When fine-tuning a classification model (using Ada), the completion provided when I test the model’s use is longer than 1 token. It seems to be cut at the typical ~3 character amount, which isn’t ideal. This seems counter to the classification provided in the documentation example: openai-cookbook/Fine-tuned_classification.ipynb at main · openai/openai-cookbook · GitHub. From that example, my model would be cutting off at ’ bas’ when the max_token=1 is applied. This leads to incorrect follow-on completions. I think I’ve followed all the right instructions from the documentation and the examples, but can’t seem to get past this issue.
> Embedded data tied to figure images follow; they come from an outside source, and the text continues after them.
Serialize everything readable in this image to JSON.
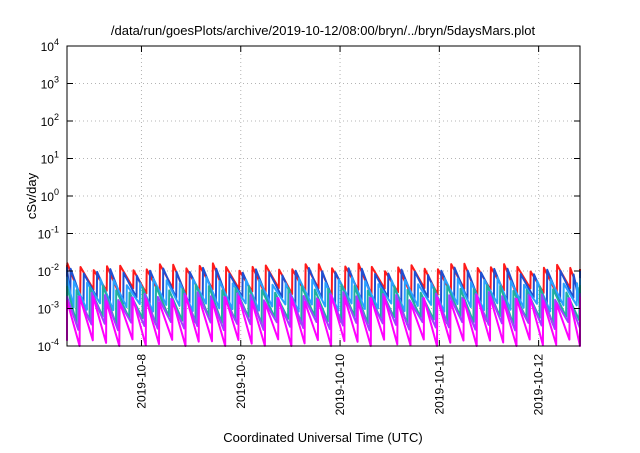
{
  "chart_data": {
    "type": "line",
    "title": "/data/run/goesPlots/archive/2019-10-12/08:00/bryn/../bryn/5daysMars.plot",
    "xlabel": "Coordinated Universal Time (UTC)",
    "ylabel": "cSv/day",
    "x_scale": "time",
    "x_range": [
      "2019-10-07T06:00",
      "2019-10-12T10:00"
    ],
    "x_ticks": [
      "2019-10-8",
      "2019-10-9",
      "2019-10-10",
      "2019-10-11",
      "2019-10-12"
    ],
    "y_scale": "log",
    "y_range": [
      0.0001,
      10000
    ],
    "y_ticks": [
      {
        "value": 0.0001,
        "base": "10",
        "exp": "-4"
      },
      {
        "value": 0.001,
        "base": "10",
        "exp": "-3"
      },
      {
        "value": 0.01,
        "base": "10",
        "exp": "-2"
      },
      {
        "value": 0.1,
        "base": "10",
        "exp": "-1"
      },
      {
        "value": 1,
        "base": "10",
        "exp": "0"
      },
      {
        "value": 10,
        "base": "10",
        "exp": "1"
      },
      {
        "value": 100,
        "base": "10",
        "exp": "2"
      },
      {
        "value": 1000,
        "base": "10",
        "exp": "3"
      },
      {
        "value": 10000,
        "base": "10",
        "exp": "4"
      }
    ],
    "grid": true,
    "cycle_hours": 3.2,
    "series": [
      {
        "color": "#ff1a1a",
        "peak": 0.013,
        "trough": 0.0028,
        "phase": 0.0
      },
      {
        "color": "#1f4fd1",
        "peak": 0.01,
        "trough": 0.0016,
        "phase": 0.25
      },
      {
        "color": "#2aa0ff",
        "peak": 0.0055,
        "trough": 0.0011,
        "phase": 0.5
      },
      {
        "color": "#20b0a0",
        "peak": 0.0035,
        "trough": 0.0005,
        "phase": 0.7
      },
      {
        "color": "#a040ff",
        "peak": 0.0022,
        "trough": 0.00035,
        "phase": 0.85
      },
      {
        "color": "#ff00ff",
        "peak": 0.0018,
        "trough": 0.00012,
        "phase": 0.95
      }
    ]
  }
}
My training data is formatted like the following:
{"prompt": "String to classify.\n\nLegend ID: ", "completion": " f1234"}
{"prompt": "Another string to classify.\n\nLegend ID: ", "completion": " f1456"}
{"prompt": "A third string to classify.\n\nLegend ID: ", "completion": " f1456.123"}
I’ve tested using a token legend to ensure only 1 token is provided in the completion, and processing that response locally (see data format below). This works okay, but it has limitations. Additionally, it seems like if the completion token (Legend ID) includes leading 0s, it effects the token count and in turn the response.
{"prompt": "String to classify.\n\nLegend ID: ", "completion": " 987"}
{"prompt": "Another string to classify.\n\nLegend ID: ", "completion": " 123"}
Is there something obvious that I’m missing on why my original fine-tuning dataset’s completions are more than 1 token?